Prince: I do all of the cooking, and I have done so for a decade.

Williams: And I’m sure your household isn’t you “presiding.”  I’m sure there is more of a partnership model.  This is what feminism brought to the table, and this is why the Church freaked out about feminism, and that feminism would be a slippery slope to gay marriage, the Equal Rights Amendment, etc.  They don’t want to lose this “Father Knows Best” template.  For some reason, this is what they are holding onto so fiercely.  That’s why Kate Kelly is a threat to the Church, and Ordain Women is a threat.  The three great threats of the Church: feminists, homosexuals, and “so-called intellectuals.”

There is a line in the movie “Lincoln” that Tony Kushner wrote, and it’s something to the effect of, “What liberties might we discover when we give up the freedom to oppress?”  He was speaking in the context of abolition.  What will Mormonism gain when it gives up its religious liberty, its deeply held religious beliefs to discriminate against people—women, gays, etc.?  What will they gain?  So much!

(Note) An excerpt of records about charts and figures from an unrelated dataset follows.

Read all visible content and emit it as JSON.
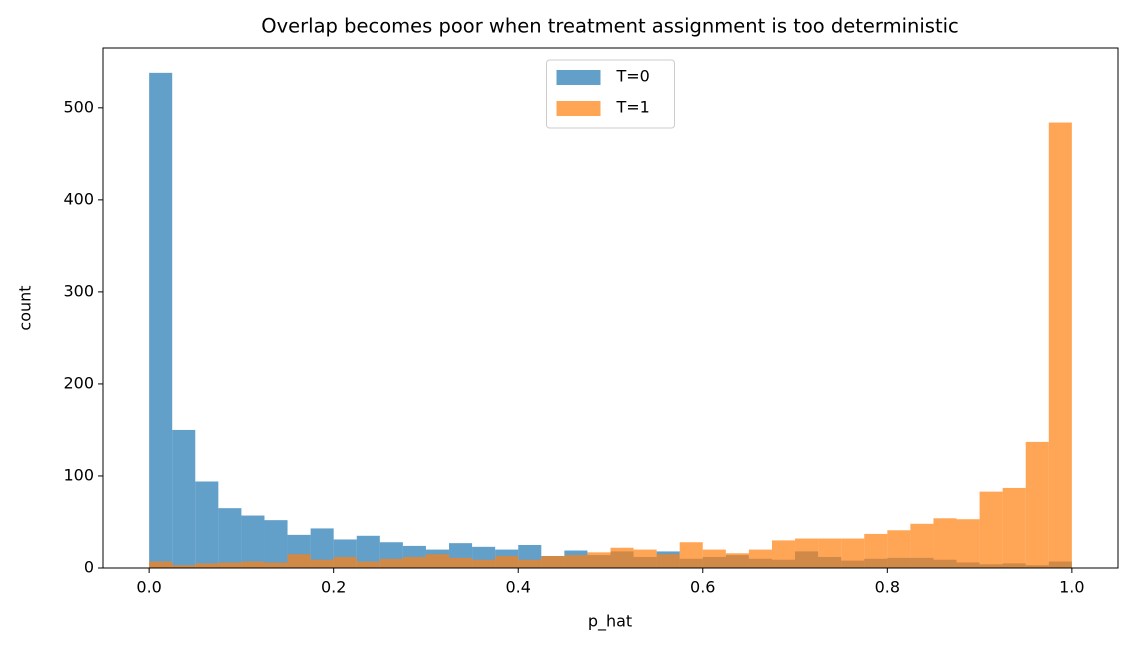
{
  "chart_data": {
    "type": "histogram",
    "title": "Overlap becomes poor when treatment assignment is too deterministic",
    "x_label": "p_hat",
    "y_label": "count",
    "bins": [
      0,
      0.025,
      0.05,
      0.075,
      0.1,
      0.125,
      0.15,
      0.175,
      0.2,
      0.225,
      0.25,
      0.275,
      0.3,
      0.325,
      0.35,
      0.375,
      0.4,
      0.425,
      0.45,
      0.475,
      0.5,
      0.525,
      0.55,
      0.575,
      0.6,
      0.625,
      0.65,
      0.675,
      0.7,
      0.725,
      0.75,
      0.775,
      0.8,
      0.825,
      0.85,
      0.875,
      0.9,
      0.925,
      0.95,
      0.975,
      1
    ],
    "series": [
      {
        "name": "T=0",
        "color": "#1f77b4",
        "values": [
          538,
          150,
          94,
          65,
          57,
          52,
          36,
          43,
          31,
          35,
          28,
          24,
          20,
          27,
          23,
          20,
          25,
          13,
          19,
          14,
          18,
          12,
          18,
          10,
          12,
          14,
          10,
          9,
          18,
          12,
          8,
          10,
          11,
          11,
          9,
          6,
          4,
          5,
          3,
          7
        ]
      },
      {
        "name": "T=1",
        "color": "#ff7f0e",
        "values": [
          7,
          3,
          5,
          6,
          7,
          6,
          15,
          9,
          12,
          7,
          10,
          12,
          15,
          11,
          9,
          13,
          9,
          13,
          14,
          17,
          22,
          20,
          15,
          28,
          20,
          16,
          20,
          30,
          32,
          32,
          32,
          37,
          41,
          48,
          54,
          53,
          83,
          87,
          137,
          484
        ]
      }
    ],
    "opacity": 0.7,
    "xlim": [
      -0.05,
      1.05
    ],
    "ylim": [
      0,
      565
    ],
    "xticks": [
      {
        "value": 0,
        "label": "0.0"
      },
      0.2,
      0.4,
      0.6,
      0.8,
      {
        "value": 1,
        "label": "1.0"
      }
    ],
    "yticks": [
      0,
      100,
      200,
      300,
      400,
      500
    ],
    "legend": "upper center",
    "grid": false
  }
}
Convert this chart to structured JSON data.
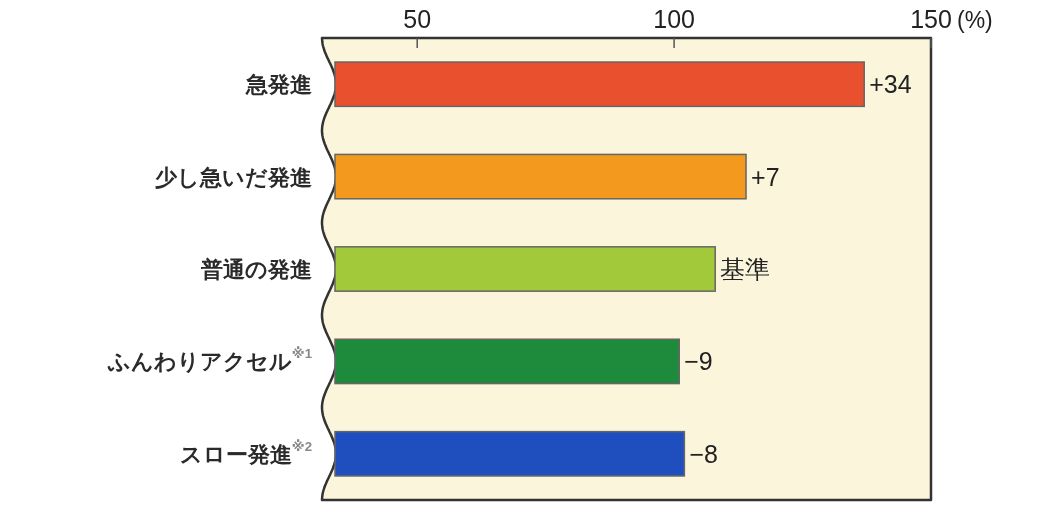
{
  "chart_data": {
    "type": "bar",
    "orientation": "horizontal",
    "categories": [
      "急発進",
      "少し急いだ発進",
      "普通の発進",
      "ふんわりアクセル$^{※1}$",
      "スロー発進$^{※2}$"
    ],
    "values": [
      137,
      114,
      108,
      101,
      102
    ],
    "colors": [
      "#e9502e",
      "#f39a1e",
      "#a2c93a",
      "#1e8a3c",
      "#1f4fbf"
    ],
    "annotations": [
      {
        "text": "+34",
        "x": 137,
        "y": "急発進"
      },
      {
        "text": "+7",
        "x": 114,
        "y": "少し急いだ発進"
      },
      {
        "text": "基準",
        "x": 108,
        "y": "普通の発進"
      },
      {
        "text": "−9",
        "x": 101,
        "y": "ふんわりアクセル$^{※1}$"
      },
      {
        "text": "−8",
        "x": 102,
        "y": "スロー発進$^{※2}$"
      }
    ],
    "xlim": [
      34,
      150
    ],
    "xticks": [
      50,
      100,
      150
    ],
    "xlabel": "(%)"
  }
}
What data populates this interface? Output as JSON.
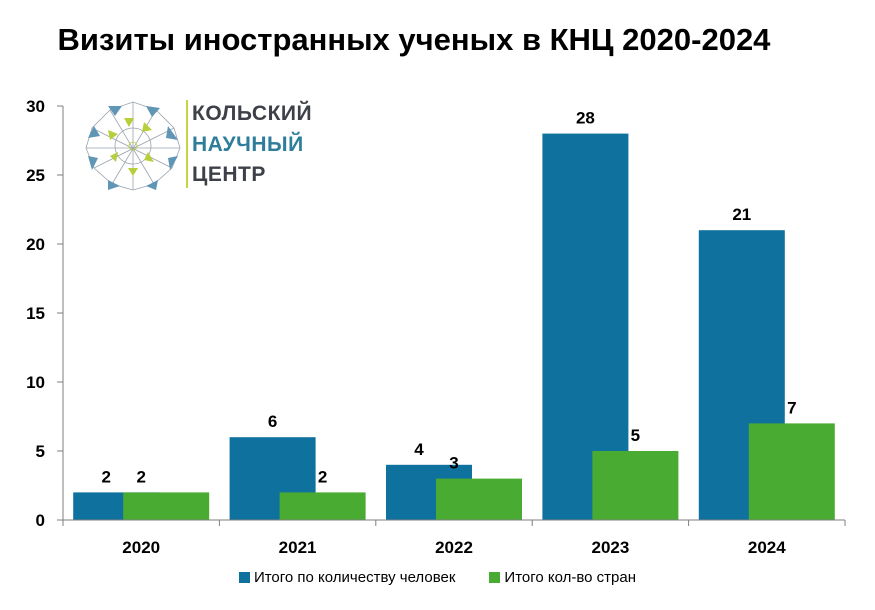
{
  "logo": {
    "line1": "КОЛЬСКИЙ",
    "line2": "НАУЧНЫЙ",
    "line3": "ЦЕНТР",
    "colors": {
      "line1": "#3d4048",
      "line2": "#2e7d9b",
      "line3": "#3d4048",
      "triangle_blue": "#5f95b5",
      "triangle_green": "#b6cf3a"
    }
  },
  "colors": {
    "series1": "#0f719d",
    "series2": "#4aab32",
    "axis": "#7f7f7f"
  },
  "chart_data": {
    "type": "bar",
    "title": "Визиты иностранных ученых в КНЦ 2020-2024",
    "xlabel": "",
    "ylabel": "",
    "categories": [
      "2020",
      "2021",
      "2022",
      "2023",
      "2024"
    ],
    "series": [
      {
        "name": "Итого по количеству человек",
        "values": [
          2,
          6,
          4,
          28,
          21
        ]
      },
      {
        "name": "Итого кол-во стран",
        "values": [
          2,
          2,
          3,
          5,
          7
        ]
      }
    ],
    "ylim": [
      0,
      30
    ],
    "yticks": [
      0,
      5,
      10,
      15,
      20,
      25,
      30
    ],
    "grid": false,
    "legend": "bottom",
    "data_labels": true
  }
}
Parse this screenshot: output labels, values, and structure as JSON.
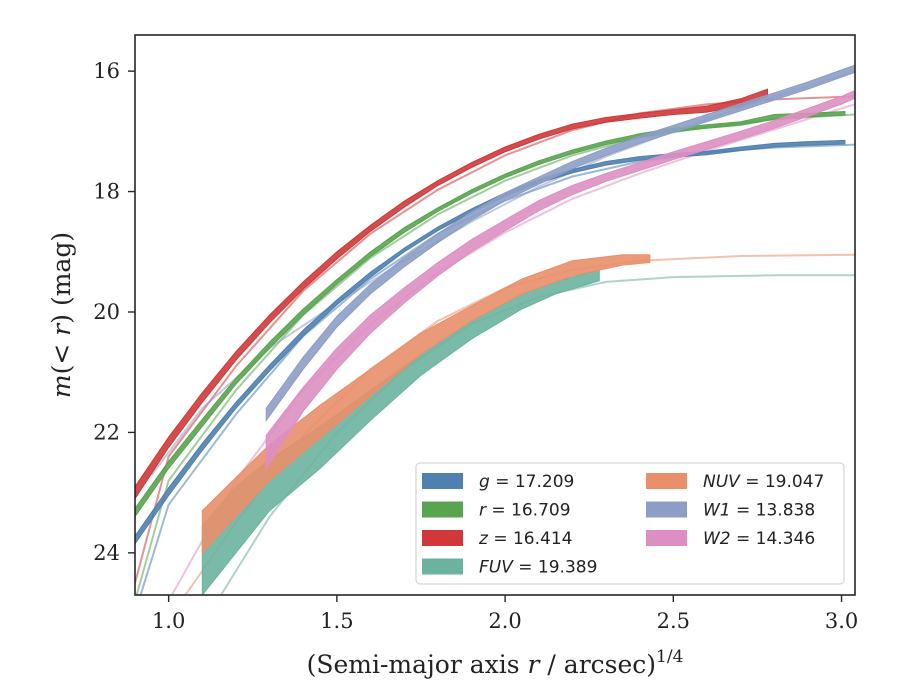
{
  "chart_data": {
    "type": "line",
    "title": "",
    "xlabel": "(Semi-major axis r / arcsec)",
    "xlabel_exponent": "1/4",
    "ylabel": "m(< r) (mag)",
    "xlim": [
      0.9,
      3.04
    ],
    "ylim": [
      24.7,
      15.4
    ],
    "y_inverted": true,
    "xticks": [
      1.0,
      1.5,
      2.0,
      2.5,
      3.0
    ],
    "xtick_labels": [
      "1.0",
      "1.5",
      "2.0",
      "2.5",
      "3.0"
    ],
    "yticks": [
      16,
      18,
      20,
      22,
      24
    ],
    "ytick_labels": [
      "16",
      "18",
      "20",
      "22",
      "24"
    ],
    "grid": false,
    "legend_position": "lower-right",
    "series": [
      {
        "name": "g = 17.209",
        "label_var": "g",
        "label_value": "17.209",
        "color": "#4f80b0",
        "band": [
          [
            0.9,
            23.85,
            23.72
          ],
          [
            1.0,
            23.05,
            22.92
          ],
          [
            1.1,
            22.3,
            22.18
          ],
          [
            1.2,
            21.6,
            21.5
          ],
          [
            1.3,
            20.98,
            20.88
          ],
          [
            1.4,
            20.4,
            20.3
          ],
          [
            1.5,
            19.88,
            19.8
          ],
          [
            1.6,
            19.42,
            19.34
          ],
          [
            1.7,
            19.0,
            18.94
          ],
          [
            1.8,
            18.65,
            18.59
          ],
          [
            1.9,
            18.35,
            18.29
          ],
          [
            2.0,
            18.08,
            18.02
          ],
          [
            2.1,
            17.86,
            17.8
          ],
          [
            2.2,
            17.69,
            17.63
          ],
          [
            2.3,
            17.56,
            17.5
          ],
          [
            2.4,
            17.48,
            17.42
          ],
          [
            2.5,
            17.43,
            17.37
          ],
          [
            2.6,
            17.39,
            17.33
          ],
          [
            2.7,
            17.32,
            17.26
          ],
          [
            2.8,
            17.26,
            17.2
          ],
          [
            2.9,
            17.23,
            17.17
          ],
          [
            3.01,
            17.21,
            17.15
          ]
        ],
        "model": [
          [
            0.9,
            25.0
          ],
          [
            1.0,
            23.2
          ],
          [
            1.2,
            21.7
          ],
          [
            1.4,
            20.4
          ],
          [
            1.6,
            19.45
          ],
          [
            1.8,
            18.7
          ],
          [
            2.0,
            18.15
          ],
          [
            2.2,
            17.75
          ],
          [
            2.4,
            17.5
          ],
          [
            2.6,
            17.35
          ],
          [
            2.8,
            17.27
          ],
          [
            3.04,
            17.22
          ]
        ]
      },
      {
        "name": "r = 16.709",
        "label_var": "r",
        "label_value": "16.709",
        "color": "#59a44f",
        "band": [
          [
            0.9,
            23.4,
            23.26
          ],
          [
            1.0,
            22.6,
            22.48
          ],
          [
            1.1,
            21.9,
            21.78
          ],
          [
            1.2,
            21.2,
            21.1
          ],
          [
            1.3,
            20.6,
            20.5
          ],
          [
            1.4,
            20.05,
            19.95
          ],
          [
            1.5,
            19.54,
            19.46
          ],
          [
            1.6,
            19.08,
            19.0
          ],
          [
            1.7,
            18.68,
            18.6
          ],
          [
            1.8,
            18.33,
            18.27
          ],
          [
            1.9,
            18.03,
            17.97
          ],
          [
            2.0,
            17.77,
            17.71
          ],
          [
            2.1,
            17.55,
            17.49
          ],
          [
            2.2,
            17.37,
            17.31
          ],
          [
            2.3,
            17.22,
            17.16
          ],
          [
            2.4,
            17.1,
            17.04
          ],
          [
            2.5,
            17.01,
            16.95
          ],
          [
            2.6,
            16.95,
            16.89
          ],
          [
            2.7,
            16.9,
            16.84
          ],
          [
            2.8,
            16.8,
            16.72
          ],
          [
            2.9,
            16.76,
            16.7
          ],
          [
            3.01,
            16.73,
            16.67
          ]
        ],
        "model": [
          [
            0.9,
            24.8
          ],
          [
            1.0,
            22.8
          ],
          [
            1.2,
            21.3
          ],
          [
            1.4,
            20.05
          ],
          [
            1.6,
            19.1
          ],
          [
            1.8,
            18.38
          ],
          [
            2.0,
            17.82
          ],
          [
            2.2,
            17.4
          ],
          [
            2.4,
            17.1
          ],
          [
            2.6,
            16.93
          ],
          [
            2.8,
            16.8
          ],
          [
            3.04,
            16.72
          ]
        ]
      },
      {
        "name": "z = 16.414",
        "label_var": "z",
        "label_value": "16.414",
        "color": "#d0383a",
        "band": [
          [
            0.9,
            23.1,
            22.9
          ],
          [
            1.0,
            22.25,
            22.08
          ],
          [
            1.1,
            21.5,
            21.34
          ],
          [
            1.2,
            20.8,
            20.66
          ],
          [
            1.3,
            20.18,
            20.05
          ],
          [
            1.4,
            19.62,
            19.5
          ],
          [
            1.5,
            19.12,
            19.0
          ],
          [
            1.6,
            18.66,
            18.56
          ],
          [
            1.7,
            18.26,
            18.16
          ],
          [
            1.8,
            17.9,
            17.82
          ],
          [
            1.9,
            17.6,
            17.52
          ],
          [
            2.0,
            17.34,
            17.26
          ],
          [
            2.1,
            17.13,
            17.05
          ],
          [
            2.2,
            16.96,
            16.88
          ],
          [
            2.3,
            16.85,
            16.77
          ],
          [
            2.4,
            16.78,
            16.7
          ],
          [
            2.5,
            16.72,
            16.64
          ],
          [
            2.6,
            16.68,
            16.58
          ],
          [
            2.7,
            16.58,
            16.46
          ],
          [
            2.78,
            16.42,
            16.3
          ]
        ],
        "model": [
          [
            0.9,
            24.5
          ],
          [
            1.0,
            22.4
          ],
          [
            1.2,
            20.9
          ],
          [
            1.4,
            19.65
          ],
          [
            1.6,
            18.7
          ],
          [
            1.8,
            17.97
          ],
          [
            2.0,
            17.4
          ],
          [
            2.2,
            16.98
          ],
          [
            2.4,
            16.7
          ],
          [
            2.6,
            16.55
          ],
          [
            2.8,
            16.47
          ],
          [
            3.04,
            16.42
          ]
        ]
      },
      {
        "name": "FUV = 19.389",
        "label_var": "FUV",
        "label_value": "19.389",
        "color": "#6bb39f",
        "band": [
          [
            1.1,
            24.7,
            23.55
          ],
          [
            1.2,
            24.0,
            22.9
          ],
          [
            1.3,
            23.3,
            22.45
          ],
          [
            1.45,
            22.6,
            21.9
          ],
          [
            1.6,
            21.8,
            21.3
          ],
          [
            1.75,
            21.05,
            20.7
          ],
          [
            1.9,
            20.45,
            20.15
          ],
          [
            2.05,
            19.95,
            19.7
          ],
          [
            2.15,
            19.7,
            19.5
          ],
          [
            2.28,
            19.48,
            19.3
          ]
        ],
        "model": [
          [
            1.1,
            25.2
          ],
          [
            1.3,
            23.4
          ],
          [
            1.5,
            22.0
          ],
          [
            1.7,
            20.95
          ],
          [
            1.9,
            20.2
          ],
          [
            2.1,
            19.75
          ],
          [
            2.3,
            19.5
          ],
          [
            2.5,
            19.42
          ],
          [
            2.8,
            19.39
          ],
          [
            3.04,
            19.39
          ]
        ]
      },
      {
        "name": "NUV = 19.047",
        "label_var": "NUV",
        "label_value": "19.047",
        "color": "#e98f6a",
        "band": [
          [
            1.1,
            24.0,
            23.3
          ],
          [
            1.2,
            23.4,
            22.75
          ],
          [
            1.3,
            22.8,
            22.2
          ],
          [
            1.45,
            22.1,
            21.55
          ],
          [
            1.6,
            21.4,
            20.95
          ],
          [
            1.75,
            20.7,
            20.35
          ],
          [
            1.9,
            20.15,
            19.9
          ],
          [
            2.05,
            19.7,
            19.45
          ],
          [
            2.2,
            19.4,
            19.15
          ],
          [
            2.35,
            19.22,
            19.05
          ],
          [
            2.43,
            19.18,
            19.05
          ]
        ],
        "model": [
          [
            1.0,
            25.1
          ],
          [
            1.2,
            23.5
          ],
          [
            1.4,
            22.05
          ],
          [
            1.6,
            20.95
          ],
          [
            1.8,
            20.15
          ],
          [
            2.0,
            19.6
          ],
          [
            2.2,
            19.3
          ],
          [
            2.4,
            19.15
          ],
          [
            2.7,
            19.07
          ],
          [
            3.04,
            19.05
          ]
        ]
      },
      {
        "name": "W1 = 13.838",
        "label_var": "W1",
        "label_value": "13.838",
        "color": "#8d9ec6",
        "band": [
          [
            1.29,
            21.8,
            21.6
          ],
          [
            1.4,
            20.95,
            20.75
          ],
          [
            1.5,
            20.25,
            20.07
          ],
          [
            1.6,
            19.7,
            19.54
          ],
          [
            1.7,
            19.25,
            19.1
          ],
          [
            1.8,
            18.85,
            18.7
          ],
          [
            1.9,
            18.48,
            18.34
          ],
          [
            2.0,
            18.15,
            18.02
          ],
          [
            2.1,
            17.88,
            17.76
          ],
          [
            2.2,
            17.62,
            17.5
          ],
          [
            2.3,
            17.4,
            17.28
          ],
          [
            2.4,
            17.2,
            17.08
          ],
          [
            2.5,
            17.02,
            16.9
          ],
          [
            2.6,
            16.84,
            16.72
          ],
          [
            2.7,
            16.66,
            16.54
          ],
          [
            2.8,
            16.48,
            16.36
          ],
          [
            2.9,
            16.3,
            16.18
          ],
          [
            3.0,
            16.1,
            15.98
          ],
          [
            3.04,
            16.02,
            15.9
          ]
        ],
        "model": [
          [
            0.95,
            22.7
          ],
          [
            1.1,
            21.6
          ],
          [
            1.3,
            20.6
          ],
          [
            1.5,
            19.85
          ],
          [
            1.7,
            19.15
          ],
          [
            1.9,
            18.5
          ],
          [
            2.1,
            17.92
          ],
          [
            2.3,
            17.42
          ],
          [
            2.5,
            17.0
          ],
          [
            2.7,
            16.6
          ],
          [
            2.9,
            16.25
          ],
          [
            3.04,
            16.0
          ]
        ]
      },
      {
        "name": "W2 = 14.346",
        "label_var": "W2",
        "label_value": "14.346",
        "color": "#dd8fc2",
        "band": [
          [
            1.29,
            22.6,
            22.05
          ],
          [
            1.4,
            21.65,
            21.25
          ],
          [
            1.5,
            20.95,
            20.6
          ],
          [
            1.6,
            20.35,
            20.05
          ],
          [
            1.7,
            19.85,
            19.6
          ],
          [
            1.8,
            19.4,
            19.18
          ],
          [
            1.9,
            19.0,
            18.8
          ],
          [
            2.0,
            18.65,
            18.47
          ],
          [
            2.1,
            18.32,
            18.15
          ],
          [
            2.2,
            18.05,
            17.9
          ],
          [
            2.3,
            17.83,
            17.7
          ],
          [
            2.4,
            17.65,
            17.52
          ],
          [
            2.5,
            17.47,
            17.34
          ],
          [
            2.6,
            17.3,
            17.17
          ],
          [
            2.7,
            17.13,
            17.0
          ],
          [
            2.8,
            16.95,
            16.82
          ],
          [
            2.9,
            16.75,
            16.62
          ],
          [
            3.0,
            16.55,
            16.42
          ],
          [
            3.04,
            16.45,
            16.32
          ]
        ],
        "model": [
          [
            1.0,
            24.8
          ],
          [
            1.2,
            22.8
          ],
          [
            1.4,
            21.3
          ],
          [
            1.6,
            20.2
          ],
          [
            1.8,
            19.35
          ],
          [
            2.0,
            18.68
          ],
          [
            2.2,
            18.12
          ],
          [
            2.4,
            17.7
          ],
          [
            2.6,
            17.32
          ],
          [
            2.8,
            16.97
          ],
          [
            3.04,
            16.55
          ]
        ]
      }
    ],
    "legend_columns": [
      [
        "g = 17.209",
        "r = 16.709",
        "z = 16.414",
        "FUV = 19.389"
      ],
      [
        "NUV = 19.047",
        "W1 = 13.838",
        "W2 = 14.346"
      ]
    ]
  }
}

(Troy Williams, March 30, 2015)

Young: In that letter to Marlin Jensen, I mentioned that the bishop of the singles ward had told his Relief Society—how he said it, and I don’t know why I didn’t word it like that to Marlin—what he said exactly was, “Children raised by gay parents have lower IQ’s.”  That bishop is now my stake president.  I had a stack of articles to give him on how children raised by gay parents not only do well, but do exceptionally.  Their IQ’s are higher than most, which helps them in all areas of their lives.  So I’ve been waiting for the right moment.